Bleep. Bleep. What did the blue and green lines mean? The sudden dips?
What was the nurse’s name? I chose not to keep notes. Thoughtful as
moss or black coffee, or as the screen of a dead phone. That’s what eyes
look like when you really look at them. Inanimate. Moss, though, is
alive enough to harvest carbon dioxide, to grow. Yesterday I googled
thoughtful as moss, thinking it was from a Seamus Heaney poem, but
only found a description of the poet grown long-haired and thoughtful;
a wood-kerne escaped from the massacre. At school, we learnt that
wood-kernes were armed peasants who fought against the British
in Ireland. I imagined them (and him) as thoughtful kernels, seeds that
had escaped death by being spat out. I am nothing so solid or durable.
What are you trying to say? For years I made patterns in the air, not
knowing what to say, then you came and pointed out the paintwork
cracked and bubbling on the wall beside my bed which, though it stank,
I hadn’t noticed.

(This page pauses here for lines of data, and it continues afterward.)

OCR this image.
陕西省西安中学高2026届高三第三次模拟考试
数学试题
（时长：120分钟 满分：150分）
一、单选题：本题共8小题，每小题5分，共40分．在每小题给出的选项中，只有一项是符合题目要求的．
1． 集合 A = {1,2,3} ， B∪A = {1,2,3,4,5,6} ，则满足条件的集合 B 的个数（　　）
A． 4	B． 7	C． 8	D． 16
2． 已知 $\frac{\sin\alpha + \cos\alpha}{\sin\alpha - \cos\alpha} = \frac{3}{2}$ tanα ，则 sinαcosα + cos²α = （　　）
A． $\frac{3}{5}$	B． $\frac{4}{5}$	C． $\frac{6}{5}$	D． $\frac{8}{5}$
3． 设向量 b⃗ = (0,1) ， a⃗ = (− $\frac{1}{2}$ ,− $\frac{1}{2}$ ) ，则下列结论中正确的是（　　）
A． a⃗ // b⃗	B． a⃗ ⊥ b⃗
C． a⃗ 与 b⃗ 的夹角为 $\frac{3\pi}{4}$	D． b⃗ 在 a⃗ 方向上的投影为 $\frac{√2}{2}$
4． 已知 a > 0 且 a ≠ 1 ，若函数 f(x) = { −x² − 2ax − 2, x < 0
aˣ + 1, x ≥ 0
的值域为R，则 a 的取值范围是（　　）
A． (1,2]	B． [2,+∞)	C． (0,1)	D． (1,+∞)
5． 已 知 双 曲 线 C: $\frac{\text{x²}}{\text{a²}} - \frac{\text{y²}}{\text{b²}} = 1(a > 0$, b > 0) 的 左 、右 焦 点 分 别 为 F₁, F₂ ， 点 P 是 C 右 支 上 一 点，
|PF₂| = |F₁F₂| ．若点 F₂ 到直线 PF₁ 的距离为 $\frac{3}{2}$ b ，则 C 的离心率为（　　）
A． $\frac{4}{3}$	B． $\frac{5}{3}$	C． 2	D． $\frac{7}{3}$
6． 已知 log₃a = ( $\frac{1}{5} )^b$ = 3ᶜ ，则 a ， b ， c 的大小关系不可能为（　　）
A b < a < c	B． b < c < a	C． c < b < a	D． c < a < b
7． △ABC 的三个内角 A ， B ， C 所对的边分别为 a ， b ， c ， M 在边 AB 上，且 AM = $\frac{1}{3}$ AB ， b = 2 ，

The streetlight sparked on beads of damp. Your skin
smelt bready, warm. I couldn’t say how bare my life had been. The
stillness in the room was like the stillness in the air between the heaves of
storm. We flowed into and out of each other, saying – what? Saying.
Not yet together, we were incapable of breaking. Cradled in pure being.
The paint flaked, exposing streaks of poxy wall. I remembered a church
where the saints’ faces had been scratched away, taking on a new
expression: alien, afraid. Some days I must look alien to him. Scary.
One poet said the devil was neither blate nor scaur, incapable of being
scared. I sleep scared most nights but feel no more holy. Once I
pronounced ‘oven’ often like my mum does, and a friend laughed. The
cracks appeared beneath me. In the years before we met, though I wrote,
I was too scared – too scarred – to speak. Flow, flow, flow. I wanted to
be carried along, not spat out or upon. That SAY brick picked from
the riverbed proved that broken things still flow. What are you trying to
say? When you asked me that I closed my laptop, offended. Why?
It never mattered what I said. Whether you speak up or scarcely whisper,
you speak with all you are. To the eye of a being of incomparably
longer life – to God or the devil – the human race would appear as one
continuous vibration, in the same way a sparkler twirled at night looks like
a circle. In darker days I couldn’t say that to my dad, slumped in front of
the TV with a mug of instant coffee. Saying it now only makes me think
of times I’ve held a sparkler – the hiss and flare, the after-smell –
which runs counter to that whole vision. One morning, gagging on his
breathing tube, he started to text my mum, but before he could press send
his phone died. He couldn’t remember what he tried to say. I can’t
remember what I tried to say. Flow, break, flow. You hear me, though?